L'avocate générale lui demande si son grand frère a beaucoup prié, en détention ? Le frère à la barre rétorque avec un brin d'insolence, de demander à Mohamed-Amine Fares. Et il confie que pour sa part, il s'est rapproché de la religion en prison. L'assesseur veut savoir si l'islam est "compatible avec la vente de drogue" ? Le frère répond : "C'est dans la tête !" Et il va faire un check à son grand frère, à travers la vitre de son box d'accusé, puis il part s'asseoir au fond de la salle d'audience, pour écouter le dernier des témoignages, celui de son ancienne compagne, cheveux blonds et vernis à ongle bordeaux.

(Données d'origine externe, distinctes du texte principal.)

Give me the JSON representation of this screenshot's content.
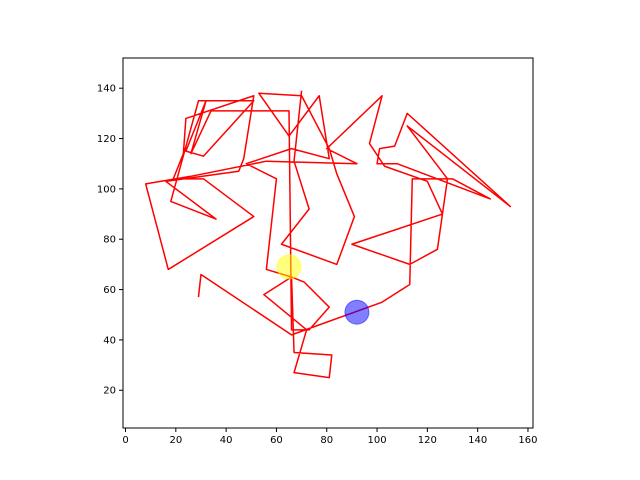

Durant l'enquête, elle avait déclaré que Mohamed-Amine Fares ne lui adressait pas la parole car elle n'était pas mariée religieusement au petit frère, et la cour et les avocats la pressent de questions, focalisés sur cette obsession : savoir si Mohamed-Amine Fares, le trafiquant de drogue, a pu pratiquer en cachette un islam rigoriste et radical qui pourrait davantage l'accabler, dans ce procès de terrorisme islamiste.
Mais l'ancienne compagne, éberluée, à la barre : "J'ai signé ça ?" Elle ajoute : "Je devais être sous le choc". Une avocate de victimes de l'Hyper Cacher lui demande si elle a peur, si elle a subi des pressions ? La jeune fille dit "sincèrement, non", d'une petite voix pas très convaincante, alors que Me Cechman, l'avocate de parties civiles qui l'interroge et Me Akkori, l'avocate de son ex beau-frère, sont en train de se crier dessus. Brouhaha dans la salle. On entend même un applaudissement dans un box. Le président veut savoir qui a applaudi. Mohamed-Amine Fares se désigne en levant le doigt. Il rit, comme souvent, au 32e jour de son procès. Son interrogatoire se poursuivra demain.